AVs and unpack engines

Years ago, right here on wilders I remember there used to be heavy discussion about file type recognition and scanning of runtime compressed files of various AVs (and archives, too). I also remember there used to be several tests by evangelists that would try to look at which AV had the best unpack engine (some had generic emulation, etc.)

The last time I remember seeing such a test was 2005 and at that time Kaspersky, Dr.Web and BitDefender were the leaders (if my memory serves me well).
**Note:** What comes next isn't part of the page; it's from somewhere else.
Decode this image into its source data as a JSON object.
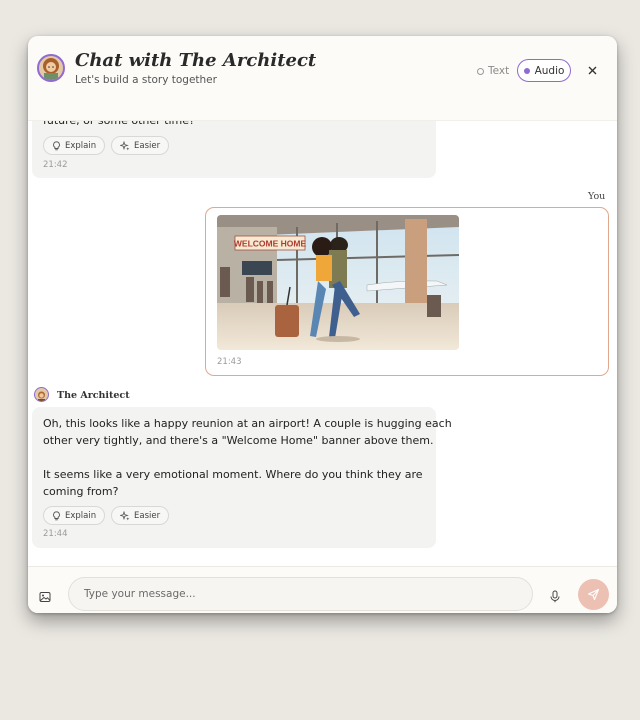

This type of test has disappeared completely these days. Is it a non-issue now? Do *all* AVs today have the same level of unpack ability and file type recognition?

 

I would suspect those companies to still be the best for that but I don't think that the threats today are the same as they were then. I think rather than pack malware these days they just try to get out new variants as fast as possible to try to beat signature updates.

 

http://blogs.cisco.com/security/malware_validation_techniques/

http://blogs.cisco.com/security/a_brief_history_of_malware_obfuscation_part_2_of_2/

But maybe threat landscape and detection methods and capabilities have changed more recently?

 

I was basing that on what I have encountered, which, really, has been almost nothing.

 

That's a very good subject. I'll try to make some tests if I get some spare time, which I don't actually have :-s

 

hi

Sorry, i am not an evagelist, but i've done private such tests: instead of looking for the highest detection rate result, i was more inrersted in looking for the the highedts score in evasion/bypass tests resistance (attack angle).
Tests done with 5 popular malwares and thousands variants (packers, crypters, junk file insertion, sequence modification, etc), inside various archives...
And Firecat list is not far from my own: Bitdefender, Kav, Avira, DrWeb, Panda, Nod32 for the more significative results.
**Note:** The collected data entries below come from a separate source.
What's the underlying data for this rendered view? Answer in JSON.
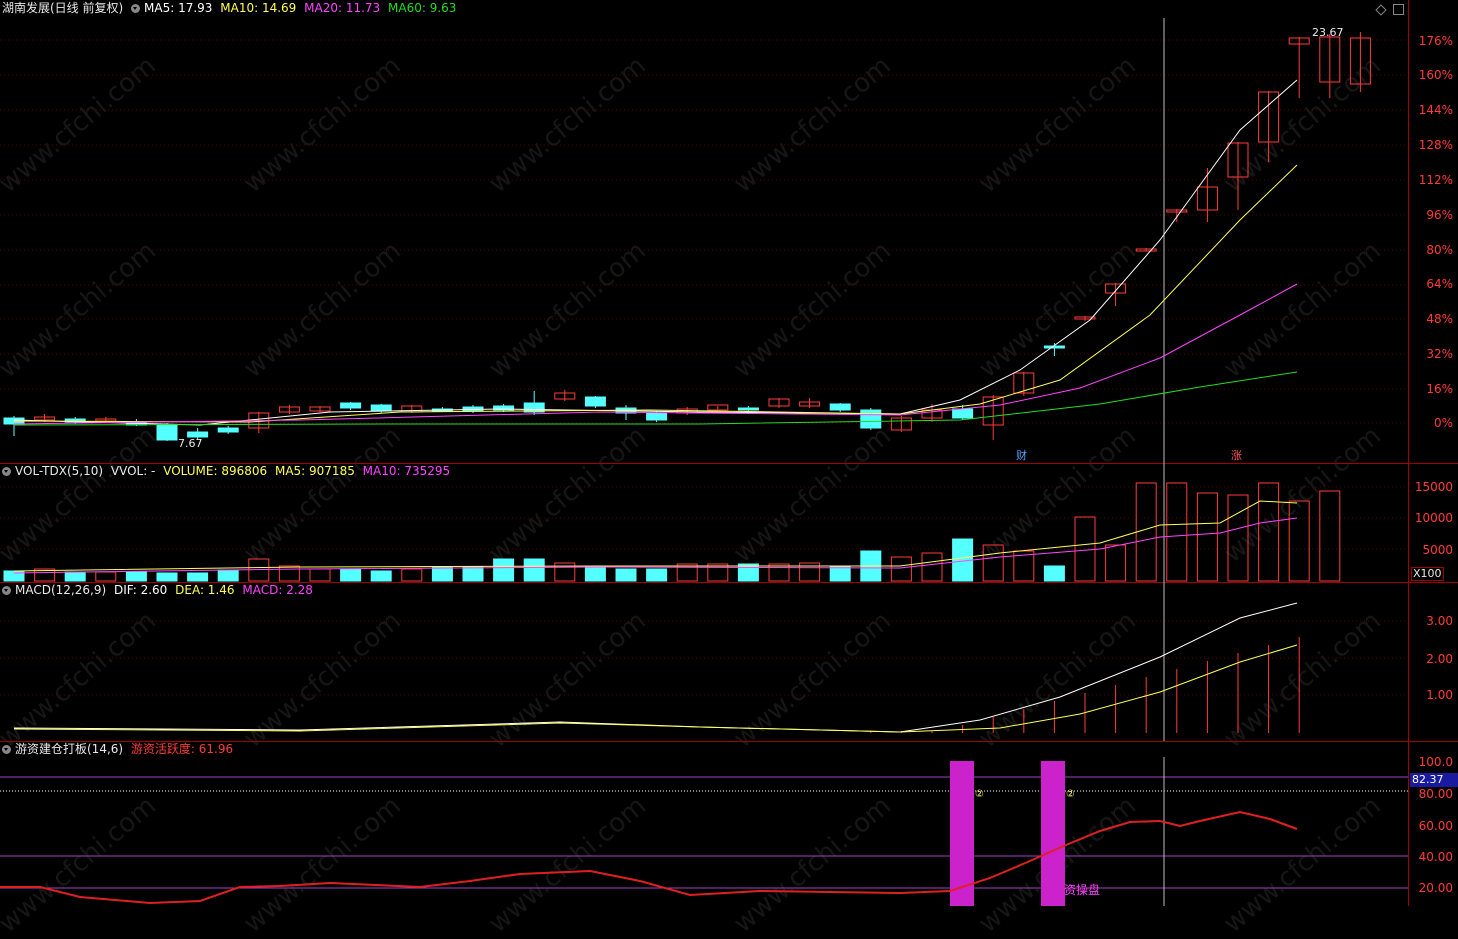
{
  "colors": {
    "up": "#ff3b3b",
    "down": "#54ffff",
    "ma5": "#ffffff",
    "ma10": "#ffff55",
    "ma20": "#ff44ff",
    "ma60": "#22dd22",
    "grid": "#7a0000",
    "axis_text": "#ff3a3a"
  },
  "price_panel": {
    "title": "湖南发展(日线 前复权)",
    "indicators": [
      {
        "label": "MA5: 17.93",
        "color": "#ffffff"
      },
      {
        "label": "MA10: 14.69",
        "color": "#ffff55"
      },
      {
        "label": "MA20: 11.73",
        "color": "#ff44ff"
      },
      {
        "label": "MA60: 9.63",
        "color": "#22dd22"
      }
    ],
    "axis_ticks": [
      "176%",
      "160%",
      "144%",
      "128%",
      "112%",
      "96%",
      "80%",
      "64%",
      "48%",
      "32%",
      "16%",
      "0%"
    ],
    "high_label": "23.67",
    "low_label": "7.67",
    "event_marks": [
      "财",
      "涨"
    ],
    "corner_icons": [
      "diamond-icon",
      "restore-icon"
    ]
  },
  "volume_panel": {
    "title": "VOL-TDX(5,10)",
    "indicators": [
      {
        "label": "VVOL: -",
        "color": "#e8e8e8"
      },
      {
        "label": "VOLUME: 896806",
        "color": "#ffff55"
      },
      {
        "label": "MA5: 907185",
        "color": "#ffff55"
      },
      {
        "label": "MA10: 735295",
        "color": "#ff44ff"
      }
    ],
    "axis_ticks": [
      "15000",
      "10000",
      "5000"
    ],
    "unit": "X100"
  },
  "macd_panel": {
    "title": "MACD(12,26,9)",
    "indicators": [
      {
        "label": "DIF: 2.60",
        "color": "#ffffff"
      },
      {
        "label": "DEA: 1.46",
        "color": "#ffff55"
      },
      {
        "label": "MACD: 2.28",
        "color": "#ff44ff"
      }
    ],
    "axis_ticks": [
      "3.00",
      "2.00",
      "1.00"
    ]
  },
  "custom_panel": {
    "title": "游资建仓打板(14,6)",
    "indicators": [
      {
        "label": "游资活跃度: 61.96",
        "color": "#ff3a3a"
      }
    ],
    "axis_ticks": [
      "100.0",
      "80.00",
      "60.00",
      "40.00",
      "20.00"
    ],
    "current_value": "82.37",
    "signal_text": "资操盘",
    "signal_marks": [
      "②",
      "②"
    ]
  },
  "watermark": "www.cfchi.com"
}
Eric Filiol regurlalrly publish this kind of tests in Misc Mag (here an example with DrWeb: http://www.ed-diamond.com/feuille_misc38/index.html ).
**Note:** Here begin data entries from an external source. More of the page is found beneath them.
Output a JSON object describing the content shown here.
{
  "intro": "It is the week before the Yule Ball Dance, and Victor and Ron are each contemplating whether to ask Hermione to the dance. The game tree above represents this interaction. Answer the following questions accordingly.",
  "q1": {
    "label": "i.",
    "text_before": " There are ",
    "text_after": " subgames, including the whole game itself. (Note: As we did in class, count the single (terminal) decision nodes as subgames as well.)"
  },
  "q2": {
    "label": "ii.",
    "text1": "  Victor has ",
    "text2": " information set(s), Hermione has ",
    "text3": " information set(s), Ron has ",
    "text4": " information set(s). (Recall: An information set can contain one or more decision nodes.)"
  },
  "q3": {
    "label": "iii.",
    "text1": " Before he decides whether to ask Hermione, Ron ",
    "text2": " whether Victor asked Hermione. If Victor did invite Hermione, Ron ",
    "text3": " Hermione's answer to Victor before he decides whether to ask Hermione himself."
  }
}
I've recently published a kind of advisory (just for fun!) to point out that most av on t he market do not support recent archive type file:
https://www.wilderssecurity.com/showthread.php?t=317582

As AVs Devs can't follow such trivial evasion methods, how can they be up to date with the high number of amoring tools released each day?

Rgds

 

For products that have a good real-time behavioral engine like Norton SONAR, I think unpacking capability is irrelevant. They dont need to do any unpacking, rather just wait and watch for suspicious behaviors.